10) How do we get from here to there without replicating the defects of our current system?
Sanders and his supporters rightly note that a well-implemented single-payer system would likely be cheaper, more disciplined, and more humane than our current health system. Yet two huge questions must be answered before the potential of such a single-payer plan can be realized.
First, we need a realistic road map that does not merely describe a sound single-payer system but that also describes how we might get there from here. It’s telling that no detailed single-payer legislative proposal has been advanced that provides a realistic transition plan. Many of the presumed or hoped-for financial savings one might expect from a single-payer system won’t be achieved. The political and administrative obstacles are simply too high.

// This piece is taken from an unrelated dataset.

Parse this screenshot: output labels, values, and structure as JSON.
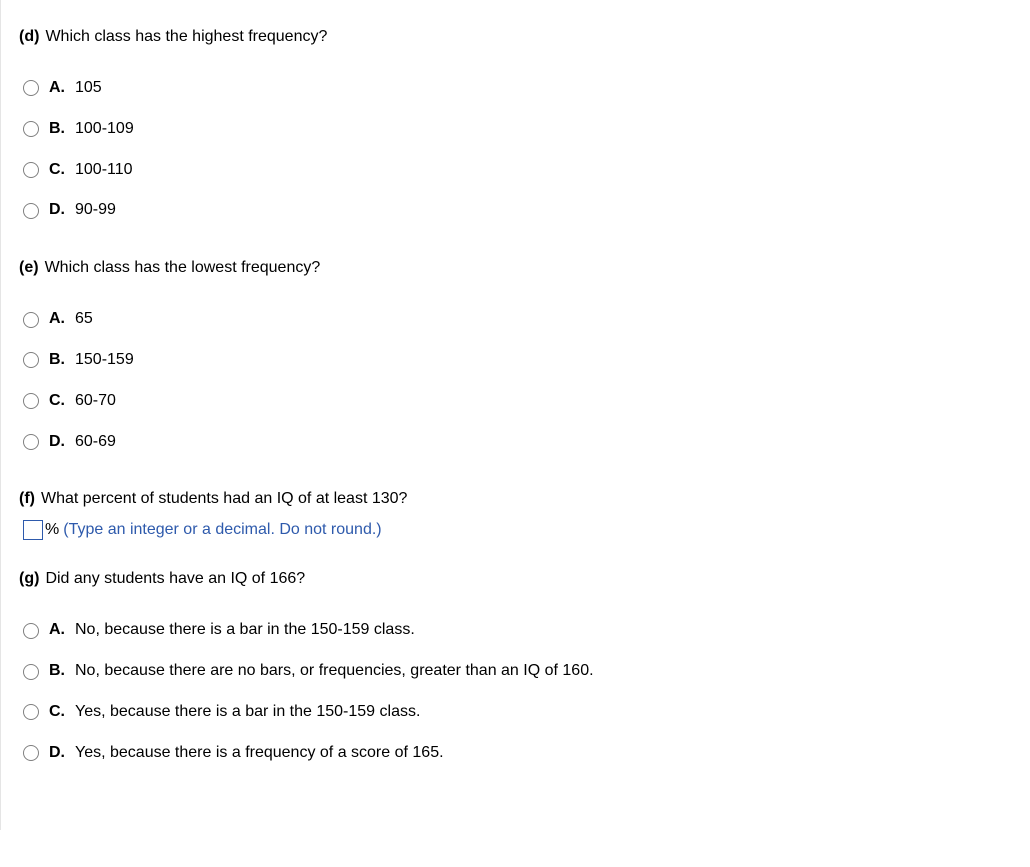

Second, we require a strategy to ensure that a politically achievable single-payer system won’t replicate prominent defects of our current system. Almost by definition, single-payer cannot cure the pathologies that underlay our current health care system, because single-payer would necessarily be enacted through the same legislative structures, implemented within the same path-dependent $3 trillion medical care political economy, that created and sustained our current pathologies.
These are huge challenges, but at least we have some time to think about them. Single-payer can’t be enacted until progressives win comprehensive presidential and congressional victories on a scale we haven’t seen since the New Deal. If and when that moment comes, progressives will be hard-pressed to provide more solid answers than anyone has provided thus far.